Diversité et conformité : SAP reconfigure ses engagements aux États-Unis

SAP a pris la décision de mettre fin à ses programmes de diversité sur le marché américain, en réponse à l’évolution du cadre réglementaire fédéral.

Publié le
Lecture : 2 min
Trump, et le doute plane sur la COP22
Diversité et conformité : SAP reconfigure ses engagements aux États-Unis © RSE Magazine

Le 11 mai 2025, SAP, groupe allemand de référence dans l’édition de logiciels d’entreprise, a annoncé la suppression de ses objectifs en matière de diversité et de parité aux États-Unis. Ce changement de cap fait suite à un renforcement du cadre réglementaire sous l’administration Trump, désormais opposée aux politiques dites DEI (diversity, equity and inclusion). Cette réorientation soulève d’importants enjeux de conformité, de stratégie RH et de réputation pour le groupe, et ouvre un débat plus large sur la compatibilité des engagements RSE transnationaux avec les contraintes légales locales.

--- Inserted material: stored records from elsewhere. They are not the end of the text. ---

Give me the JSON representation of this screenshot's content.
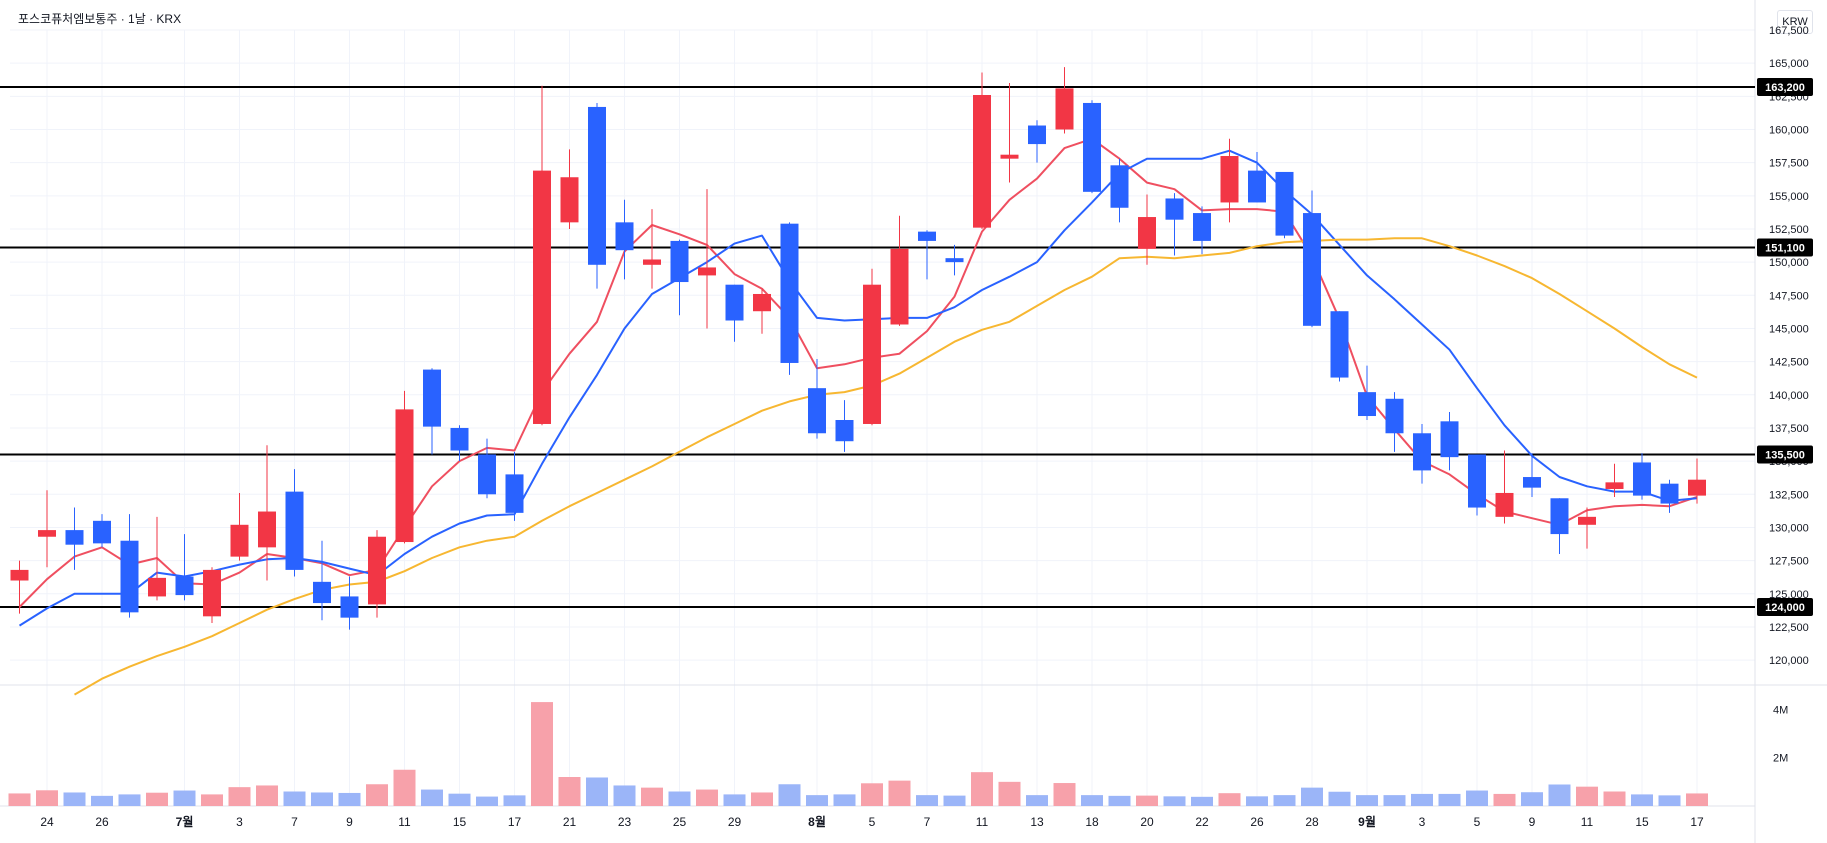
{
  "header": {
    "title": "포스코퓨처엠보통주 · 1날 · KRX",
    "currency": "KRW"
  },
  "colors": {
    "up": "#f23645",
    "down": "#2962ff",
    "ma_red": "#ef4f60",
    "ma_blue": "#2962ff",
    "ma_yellow": "#f7b731",
    "level": "#000000"
  },
  "chart_data": {
    "type": "candlestick",
    "y_axis": {
      "min": 118500,
      "max": 167500,
      "ticks": [
        120000,
        122500,
        125000,
        127500,
        130000,
        132500,
        135000,
        137500,
        140000,
        142500,
        145000,
        147500,
        150000,
        152500,
        155000,
        157500,
        160000,
        162500,
        165000,
        167500
      ]
    },
    "volume_axis": {
      "ticks": [
        {
          "value": 4000000,
          "label": "4M"
        },
        {
          "value": 2000000,
          "label": "2M"
        }
      ]
    },
    "x_labels": [
      {
        "i": 1,
        "label": "24"
      },
      {
        "i": 3,
        "label": "26"
      },
      {
        "i": 6,
        "label": "7월",
        "bold": true
      },
      {
        "i": 8,
        "label": "3"
      },
      {
        "i": 10,
        "label": "7"
      },
      {
        "i": 12,
        "label": "9"
      },
      {
        "i": 14,
        "label": "11"
      },
      {
        "i": 16,
        "label": "15"
      },
      {
        "i": 18,
        "label": "17"
      },
      {
        "i": 20,
        "label": "21"
      },
      {
        "i": 22,
        "label": "23"
      },
      {
        "i": 24,
        "label": "25"
      },
      {
        "i": 26,
        "label": "29"
      },
      {
        "i": 29,
        "label": "8월",
        "bold": true
      },
      {
        "i": 31,
        "label": "5"
      },
      {
        "i": 33,
        "label": "7"
      },
      {
        "i": 35,
        "label": "11"
      },
      {
        "i": 37,
        "label": "13"
      },
      {
        "i": 39,
        "label": "18"
      },
      {
        "i": 41,
        "label": "20"
      },
      {
        "i": 43,
        "label": "22"
      },
      {
        "i": 45,
        "label": "26"
      },
      {
        "i": 47,
        "label": "28"
      },
      {
        "i": 49,
        "label": "9월",
        "bold": true
      },
      {
        "i": 51,
        "label": "3"
      },
      {
        "i": 53,
        "label": "5"
      },
      {
        "i": 55,
        "label": "9"
      },
      {
        "i": 57,
        "label": "11"
      },
      {
        "i": 59,
        "label": "15"
      },
      {
        "i": 61,
        "label": "17"
      }
    ],
    "horizontal_levels": [
      {
        "value": 163200,
        "label": "163,200"
      },
      {
        "value": 151100,
        "label": "151,100"
      },
      {
        "value": 135500,
        "label": "135,500"
      },
      {
        "value": 124000,
        "label": "124,000"
      }
    ],
    "candles": [
      {
        "o": 126000,
        "h": 127500,
        "l": 123500,
        "c": 126800
      },
      {
        "o": 129300,
        "h": 132800,
        "l": 127000,
        "c": 129800
      },
      {
        "o": 129800,
        "h": 131500,
        "l": 126800,
        "c": 128700
      },
      {
        "o": 130500,
        "h": 131000,
        "l": 128500,
        "c": 128800
      },
      {
        "o": 129000,
        "h": 131000,
        "l": 123200,
        "c": 123600
      },
      {
        "o": 124800,
        "h": 130800,
        "l": 124500,
        "c": 126200
      },
      {
        "o": 126300,
        "h": 129500,
        "l": 124500,
        "c": 124900
      },
      {
        "o": 123300,
        "h": 127000,
        "l": 122800,
        "c": 126800
      },
      {
        "o": 127800,
        "h": 132600,
        "l": 127500,
        "c": 130200
      },
      {
        "o": 128500,
        "h": 136200,
        "l": 126000,
        "c": 131200
      },
      {
        "o": 132700,
        "h": 134400,
        "l": 126300,
        "c": 126800
      },
      {
        "o": 125900,
        "h": 129000,
        "l": 123000,
        "c": 124300
      },
      {
        "o": 124800,
        "h": 126300,
        "l": 122300,
        "c": 123200
      },
      {
        "o": 124200,
        "h": 129800,
        "l": 123200,
        "c": 129300
      },
      {
        "o": 128900,
        "h": 140300,
        "l": 128800,
        "c": 138900
      },
      {
        "o": 141900,
        "h": 142000,
        "l": 135500,
        "c": 137600
      },
      {
        "o": 137500,
        "h": 137700,
        "l": 135000,
        "c": 135800
      },
      {
        "o": 135500,
        "h": 136700,
        "l": 132200,
        "c": 132500
      },
      {
        "o": 134000,
        "h": 135700,
        "l": 130500,
        "c": 131100
      },
      {
        "o": 137800,
        "h": 163300,
        "l": 137700,
        "c": 156900
      },
      {
        "o": 153000,
        "h": 158500,
        "l": 152500,
        "c": 156400
      },
      {
        "o": 161700,
        "h": 162000,
        "l": 148000,
        "c": 149800
      },
      {
        "o": 153000,
        "h": 154700,
        "l": 148700,
        "c": 150900
      },
      {
        "o": 149800,
        "h": 154000,
        "l": 148000,
        "c": 150200
      },
      {
        "o": 151600,
        "h": 151700,
        "l": 146000,
        "c": 148500
      },
      {
        "o": 149000,
        "h": 155500,
        "l": 145000,
        "c": 149600
      },
      {
        "o": 148300,
        "h": 148300,
        "l": 144000,
        "c": 145600
      },
      {
        "o": 146300,
        "h": 148000,
        "l": 144600,
        "c": 147600
      },
      {
        "o": 152900,
        "h": 153000,
        "l": 141500,
        "c": 142400
      },
      {
        "o": 140500,
        "h": 142700,
        "l": 136700,
        "c": 137100
      },
      {
        "o": 138100,
        "h": 139600,
        "l": 135700,
        "c": 136500
      },
      {
        "o": 137800,
        "h": 149500,
        "l": 137700,
        "c": 148300
      },
      {
        "o": 145300,
        "h": 153500,
        "l": 145200,
        "c": 151000
      },
      {
        "o": 152300,
        "h": 152400,
        "l": 148700,
        "c": 151600
      },
      {
        "o": 150300,
        "h": 151300,
        "l": 149000,
        "c": 150000
      },
      {
        "o": 152600,
        "h": 164300,
        "l": 152500,
        "c": 162600
      },
      {
        "o": 157800,
        "h": 163500,
        "l": 156000,
        "c": 158100
      },
      {
        "o": 160300,
        "h": 160700,
        "l": 157500,
        "c": 158900
      },
      {
        "o": 160000,
        "h": 164700,
        "l": 159700,
        "c": 163100
      },
      {
        "o": 162000,
        "h": 162200,
        "l": 155200,
        "c": 155300
      },
      {
        "o": 157300,
        "h": 157800,
        "l": 153000,
        "c": 154100
      },
      {
        "o": 151000,
        "h": 155100,
        "l": 149800,
        "c": 153400
      },
      {
        "o": 154800,
        "h": 155200,
        "l": 150500,
        "c": 153200
      },
      {
        "o": 153700,
        "h": 154200,
        "l": 150600,
        "c": 151600
      },
      {
        "o": 154500,
        "h": 159300,
        "l": 153000,
        "c": 158000
      },
      {
        "o": 156900,
        "h": 158300,
        "l": 154500,
        "c": 154500
      },
      {
        "o": 156800,
        "h": 156800,
        "l": 151800,
        "c": 152000
      },
      {
        "o": 153700,
        "h": 155400,
        "l": 145100,
        "c": 145200
      },
      {
        "o": 146300,
        "h": 146300,
        "l": 141000,
        "c": 141300
      },
      {
        "o": 140200,
        "h": 142200,
        "l": 138100,
        "c": 138400
      },
      {
        "o": 139700,
        "h": 140200,
        "l": 135700,
        "c": 137100
      },
      {
        "o": 137100,
        "h": 137800,
        "l": 133300,
        "c": 134300
      },
      {
        "o": 138000,
        "h": 138700,
        "l": 134300,
        "c": 135300
      },
      {
        "o": 135500,
        "h": 135500,
        "l": 130900,
        "c": 131500
      },
      {
        "o": 130800,
        "h": 135800,
        "l": 130300,
        "c": 132600
      },
      {
        "o": 133800,
        "h": 135600,
        "l": 132300,
        "c": 133000
      },
      {
        "o": 132200,
        "h": 132200,
        "l": 128000,
        "c": 129500
      },
      {
        "o": 130200,
        "h": 131500,
        "l": 128400,
        "c": 130800
      },
      {
        "o": 132900,
        "h": 134800,
        "l": 132300,
        "c": 133400
      },
      {
        "o": 134900,
        "h": 135600,
        "l": 132100,
        "c": 132400
      },
      {
        "o": 133300,
        "h": 133600,
        "l": 131100,
        "c": 131800
      },
      {
        "o": 132400,
        "h": 135200,
        "l": 131800,
        "c": 133600
      }
    ],
    "volume": [
      520000,
      650000,
      560000,
      420000,
      480000,
      550000,
      640000,
      480000,
      780000,
      850000,
      600000,
      560000,
      540000,
      900000,
      1500000,
      680000,
      510000,
      390000,
      440000,
      4300000,
      1200000,
      1180000,
      850000,
      760000,
      600000,
      680000,
      480000,
      560000,
      900000,
      450000,
      480000,
      940000,
      1050000,
      450000,
      430000,
      1400000,
      1000000,
      450000,
      950000,
      450000,
      420000,
      430000,
      400000,
      380000,
      530000,
      400000,
      450000,
      760000,
      590000,
      450000,
      450000,
      500000,
      500000,
      640000,
      500000,
      570000,
      890000,
      800000,
      600000,
      480000,
      440000,
      520000
    ],
    "series": [
      {
        "name": "",
        "color": "#ef4f60",
        "values": [
          124000,
          126100,
          127800,
          128500,
          127200,
          127700,
          125800,
          125700,
          126600,
          128000,
          127700,
          127300,
          126400,
          126800,
          130000,
          133100,
          135000,
          136000,
          135800,
          140200,
          143100,
          145500,
          150800,
          152800,
          152100,
          151300,
          149100,
          148000,
          145800,
          142000,
          142300,
          142800,
          143100,
          144800,
          147400,
          152300,
          154700,
          156300,
          158600,
          159300,
          157800,
          156000,
          155500,
          153900,
          154000,
          154000,
          153800,
          150400,
          145700,
          139900,
          137400,
          135000,
          134000,
          132500,
          131200,
          130700,
          130200,
          131300,
          131600,
          131700,
          131600,
          132300
        ]
      },
      {
        "name": "",
        "color": "#2962ff",
        "values": [
          122600,
          123900,
          125000,
          125000,
          125000,
          126600,
          126300,
          126700,
          127200,
          127600,
          127700,
          127400,
          126900,
          126400,
          128000,
          129300,
          130300,
          130900,
          131000,
          134800,
          138300,
          141500,
          145000,
          147600,
          148800,
          150000,
          151400,
          152000,
          148600,
          145800,
          145600,
          145700,
          145800,
          145800,
          146600,
          147900,
          148900,
          150000,
          152400,
          154500,
          156700,
          157800,
          157800,
          157800,
          158400,
          157500,
          155400,
          153600,
          151300,
          149000,
          147200,
          145300,
          143400,
          140500,
          137700,
          135400,
          133800,
          133100,
          132700,
          132700,
          132000,
          132200
        ]
      },
      {
        "name": "",
        "color": "#f7b731",
        "values": [
          null,
          null,
          117400,
          118600,
          119500,
          120300,
          121000,
          121800,
          122800,
          123800,
          124600,
          125300,
          125700,
          125900,
          126700,
          127700,
          128500,
          129000,
          129300,
          130500,
          131600,
          132600,
          133600,
          134600,
          135700,
          136800,
          137800,
          138800,
          139500,
          140000,
          140200,
          140700,
          141600,
          142800,
          144000,
          144900,
          145500,
          146700,
          147900,
          148900,
          150300,
          150400,
          150300,
          150500,
          150700,
          151200,
          151500,
          151600,
          151700,
          151700,
          151800,
          151800,
          151200,
          150500,
          149700,
          148800,
          147600,
          146300,
          145000,
          143600,
          142300,
          141300
        ]
      }
    ]
  }
}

SAP ajuste ses engagements DEI aux États-Unis

Selon les déclarations de l’entreprise, SAP a pris la décision de mettre fin à ses programmes de diversité sur le marché américain, en réponse à l’évolution du cadre réglementaire fédéral. Le groupe a indiqué que cette mesure visait à garantir sa conformité avec les lois en vigueur. Un porte-parole a précisé dans Le Monde : « SAP s’engage à créer un lieu de travail inclusif tout en se conformant pleinement aux exigences légales dans chaque pays où nous opérons. »

Plus concrètement, SAP renonce à son objectif d’atteindre 40 % de femmes parmi ses effectifs aux États-Unis. Par ailleurs, la diversité ne sera plus intégrée comme critère dans les mécanismes de rémunération du directoire. Le département dédié à la diversité et à l’inclusion sera quant à lui intégré à une autre entité, perdant ainsi son autonomie organisationnelle.

Cette décision intervient alors que SAP emploie plus de 17 000 salariés aux États-Unis, soit environ 16 % de sa masse salariale mondiale. Le marché américain représente à lui seul près de 30 % du chiffre d’affaires global de l’entreprise.

Une évolution légale qui affecte de nombreuses multinationales

Ce repositionnement stratégique s’inscrit dans un contexte réglementaire évolutif aux États-Unis, marqué par la publication récente d’un décret présidentiel interdisant explicitement les politiques DEI dans les entreprises opérant sur le sol américain.

SAP n’est pas le seul groupe concerné. L’entreprise pharmaceutique Novo Nordisk a également modifié sa politique de représentation des sexes pour ses opérations américaines. Dans sa déclaration de résultats du premier trimestre 2025, l’entreprise indique : « Bien que Novo Nordisk maintienne notre aspiration mondiale à une représentation minimale de 45 % pour chaque sexe d’ici la fin de 2025, les activités de Novo Nordisk aux États-Unis ne participeront plus à cette initiative mondiale en raison de l’évolution des exigences légales », relate Reuters.

Ce mouvement reflète une tendance plus large : plusieurs grandes entreprises revoient actuellement leur stratégie DEI aux États-Unis afin d’éviter d’éventuelles procédures judiciaires ou sanctions administratives.

Impacts pour le management et la gouvernance d’entreprise

La décision de SAP constitue un exemple emblématique de la complexité à laquelle sont confrontées les entreprises internationales lorsqu’elles doivent concilier leurs engagements RSE globaux avec des régulations locales potentiellement contradictoires. Dans le cas présent, la conformité légale a prévalu sur la continuité de la stratégie DEI, pourtant intégrée historiquement aux valeurs de l’entreprise.

Cette situation soulève plusieurs enjeux en matière de gouvernance :

  • Gestion des ressources humaines : la suppression des objectifs de diversité pourrait avoir des conséquences sur la capacité de l’entreprise à attirer et fidéliser certains profils.
  • Dialogue social et marque employeur : les collaborateurs et parties prenantes sensibles aux engagements DEI peuvent percevoir ce retrait comme un désengagement.
  • Risque réputationnel : sur les marchés européens notamment, cette décision pourrait alimenter une perception de recul en matière de responsabilité sociétale.